SUMÁRIO: 1. Introdução; 2. Direitos Fundamentais; 3. Direito fundamental ao descobrimento da origem genética; 4. Filiação socioafetiva e descobrimento da origem genética; 5. Direito ao conhecimento da origem genética do filho em conflito com o direito à integridade física do pai; 6. Conclusão; 7. Referências bibliográficas.
1) INTRODUÇÃO
A centralidade da pessoa humana na Constituição Federal de 1988 fez com que se erigissem direitos tidos como mínimos para uma vida digna. São os direitos fundamentais, que colocam em evidência a figura dos indivíduos, que passam a ser a razão de existir dos Estados.
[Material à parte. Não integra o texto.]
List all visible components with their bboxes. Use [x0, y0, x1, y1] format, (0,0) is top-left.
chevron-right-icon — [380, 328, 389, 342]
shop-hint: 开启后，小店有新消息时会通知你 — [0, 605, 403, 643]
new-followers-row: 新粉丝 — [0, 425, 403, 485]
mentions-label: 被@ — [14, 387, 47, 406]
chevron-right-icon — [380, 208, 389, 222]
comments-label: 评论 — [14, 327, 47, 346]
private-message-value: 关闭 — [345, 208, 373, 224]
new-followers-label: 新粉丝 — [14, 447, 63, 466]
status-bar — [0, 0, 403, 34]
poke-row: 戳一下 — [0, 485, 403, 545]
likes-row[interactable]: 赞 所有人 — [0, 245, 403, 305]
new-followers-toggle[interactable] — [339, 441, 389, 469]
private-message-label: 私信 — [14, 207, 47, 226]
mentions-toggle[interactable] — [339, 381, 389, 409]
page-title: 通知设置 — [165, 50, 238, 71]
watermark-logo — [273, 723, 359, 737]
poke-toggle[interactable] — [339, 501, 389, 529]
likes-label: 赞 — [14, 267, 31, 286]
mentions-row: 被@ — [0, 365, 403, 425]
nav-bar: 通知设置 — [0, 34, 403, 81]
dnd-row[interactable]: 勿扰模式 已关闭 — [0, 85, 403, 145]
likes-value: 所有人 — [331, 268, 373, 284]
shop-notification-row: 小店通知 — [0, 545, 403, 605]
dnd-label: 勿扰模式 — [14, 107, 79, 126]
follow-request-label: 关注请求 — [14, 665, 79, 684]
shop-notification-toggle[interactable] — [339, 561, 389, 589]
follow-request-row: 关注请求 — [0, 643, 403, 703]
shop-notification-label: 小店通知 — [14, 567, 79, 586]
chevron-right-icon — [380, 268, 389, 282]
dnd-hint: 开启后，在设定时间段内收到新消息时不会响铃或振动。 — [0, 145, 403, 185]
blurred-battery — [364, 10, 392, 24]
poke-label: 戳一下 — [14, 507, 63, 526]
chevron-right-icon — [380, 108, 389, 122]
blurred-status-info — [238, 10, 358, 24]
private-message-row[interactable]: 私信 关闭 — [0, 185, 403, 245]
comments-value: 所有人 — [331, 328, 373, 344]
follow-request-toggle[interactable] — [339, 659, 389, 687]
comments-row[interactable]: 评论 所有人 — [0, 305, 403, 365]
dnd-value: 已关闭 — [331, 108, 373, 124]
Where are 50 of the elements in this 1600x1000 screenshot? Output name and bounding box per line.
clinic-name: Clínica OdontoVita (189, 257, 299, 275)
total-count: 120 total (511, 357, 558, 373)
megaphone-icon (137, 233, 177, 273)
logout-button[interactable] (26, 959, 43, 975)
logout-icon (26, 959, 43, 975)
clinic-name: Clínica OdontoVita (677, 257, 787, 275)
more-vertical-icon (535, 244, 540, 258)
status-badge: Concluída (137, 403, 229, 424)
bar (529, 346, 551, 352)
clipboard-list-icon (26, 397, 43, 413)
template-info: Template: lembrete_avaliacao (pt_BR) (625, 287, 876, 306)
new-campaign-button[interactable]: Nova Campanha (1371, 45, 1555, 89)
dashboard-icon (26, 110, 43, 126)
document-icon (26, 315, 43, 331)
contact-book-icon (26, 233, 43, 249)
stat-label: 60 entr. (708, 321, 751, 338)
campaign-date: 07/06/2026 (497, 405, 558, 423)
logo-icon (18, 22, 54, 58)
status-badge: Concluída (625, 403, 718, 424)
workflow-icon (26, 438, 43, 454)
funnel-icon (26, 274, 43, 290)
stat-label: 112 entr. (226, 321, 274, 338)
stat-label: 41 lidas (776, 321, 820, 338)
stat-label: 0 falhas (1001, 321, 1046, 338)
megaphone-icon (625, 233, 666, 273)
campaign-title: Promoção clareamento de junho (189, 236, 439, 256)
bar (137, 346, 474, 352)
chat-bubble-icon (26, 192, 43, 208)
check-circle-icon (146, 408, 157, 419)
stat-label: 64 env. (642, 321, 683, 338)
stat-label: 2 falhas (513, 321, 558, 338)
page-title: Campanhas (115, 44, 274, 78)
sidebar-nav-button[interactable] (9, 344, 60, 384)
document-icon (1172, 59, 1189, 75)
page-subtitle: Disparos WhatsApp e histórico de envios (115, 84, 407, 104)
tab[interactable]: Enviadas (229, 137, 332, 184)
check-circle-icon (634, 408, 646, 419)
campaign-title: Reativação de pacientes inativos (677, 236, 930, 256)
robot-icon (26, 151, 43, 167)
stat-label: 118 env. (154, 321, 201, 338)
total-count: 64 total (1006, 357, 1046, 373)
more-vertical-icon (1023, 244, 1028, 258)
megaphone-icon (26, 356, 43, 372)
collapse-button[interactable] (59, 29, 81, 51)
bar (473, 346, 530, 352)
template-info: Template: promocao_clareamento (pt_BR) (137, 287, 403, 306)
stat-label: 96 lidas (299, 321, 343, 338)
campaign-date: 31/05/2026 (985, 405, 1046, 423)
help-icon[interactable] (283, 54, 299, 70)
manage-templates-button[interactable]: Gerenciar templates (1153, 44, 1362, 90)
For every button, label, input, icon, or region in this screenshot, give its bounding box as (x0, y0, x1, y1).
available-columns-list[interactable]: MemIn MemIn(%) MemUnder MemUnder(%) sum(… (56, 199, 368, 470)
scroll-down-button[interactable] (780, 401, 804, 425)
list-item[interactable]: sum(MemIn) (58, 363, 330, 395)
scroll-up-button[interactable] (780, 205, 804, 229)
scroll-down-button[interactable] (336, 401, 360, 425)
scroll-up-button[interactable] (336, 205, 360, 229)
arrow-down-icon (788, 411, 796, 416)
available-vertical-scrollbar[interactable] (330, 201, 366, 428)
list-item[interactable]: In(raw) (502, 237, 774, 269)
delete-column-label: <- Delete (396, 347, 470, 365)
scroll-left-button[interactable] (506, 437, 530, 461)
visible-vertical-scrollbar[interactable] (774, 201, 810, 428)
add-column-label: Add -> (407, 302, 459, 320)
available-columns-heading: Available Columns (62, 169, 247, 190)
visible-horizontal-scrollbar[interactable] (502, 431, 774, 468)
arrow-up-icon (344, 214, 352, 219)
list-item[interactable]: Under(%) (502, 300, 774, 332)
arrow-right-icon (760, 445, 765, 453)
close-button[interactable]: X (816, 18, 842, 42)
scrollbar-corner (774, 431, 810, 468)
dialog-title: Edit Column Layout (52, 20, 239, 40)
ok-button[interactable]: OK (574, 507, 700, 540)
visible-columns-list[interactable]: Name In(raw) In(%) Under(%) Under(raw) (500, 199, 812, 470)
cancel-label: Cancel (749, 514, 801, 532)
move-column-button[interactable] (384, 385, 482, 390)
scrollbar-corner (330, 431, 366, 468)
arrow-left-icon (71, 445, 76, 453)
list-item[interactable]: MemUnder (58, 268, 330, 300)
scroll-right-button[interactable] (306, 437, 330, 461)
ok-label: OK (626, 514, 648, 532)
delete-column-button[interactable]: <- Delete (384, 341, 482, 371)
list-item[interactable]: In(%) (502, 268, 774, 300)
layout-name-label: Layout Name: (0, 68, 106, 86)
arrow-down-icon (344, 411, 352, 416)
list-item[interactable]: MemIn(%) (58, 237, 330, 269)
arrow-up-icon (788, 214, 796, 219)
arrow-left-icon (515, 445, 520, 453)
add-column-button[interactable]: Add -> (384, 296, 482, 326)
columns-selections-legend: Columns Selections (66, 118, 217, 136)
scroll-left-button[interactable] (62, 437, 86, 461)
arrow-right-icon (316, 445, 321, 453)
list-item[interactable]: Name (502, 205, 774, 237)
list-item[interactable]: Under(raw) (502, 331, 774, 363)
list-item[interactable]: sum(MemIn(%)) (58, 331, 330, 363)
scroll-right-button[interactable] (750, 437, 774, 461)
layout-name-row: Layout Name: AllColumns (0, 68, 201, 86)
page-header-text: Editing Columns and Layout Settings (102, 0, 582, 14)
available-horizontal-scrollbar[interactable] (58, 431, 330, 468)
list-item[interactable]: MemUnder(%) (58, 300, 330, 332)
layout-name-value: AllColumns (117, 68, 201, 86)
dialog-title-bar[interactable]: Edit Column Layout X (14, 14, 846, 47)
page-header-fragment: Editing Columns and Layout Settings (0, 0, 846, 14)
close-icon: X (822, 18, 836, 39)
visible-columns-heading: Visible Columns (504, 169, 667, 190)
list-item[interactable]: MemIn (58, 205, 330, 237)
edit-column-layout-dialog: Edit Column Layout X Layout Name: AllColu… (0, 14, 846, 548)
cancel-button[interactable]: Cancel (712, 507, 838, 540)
Dentre esses direitos, há o denominado direito ao descobrimento da origem genética, consistente no conhecimento da ascendência dos indivíduos. Este direito se mostra intimamente vinculado aos direitos da personalidade, ao direito de se saber quem é e de onde se veio, além de poder se relacionar com a própria proteção à saúde desses indivíduos.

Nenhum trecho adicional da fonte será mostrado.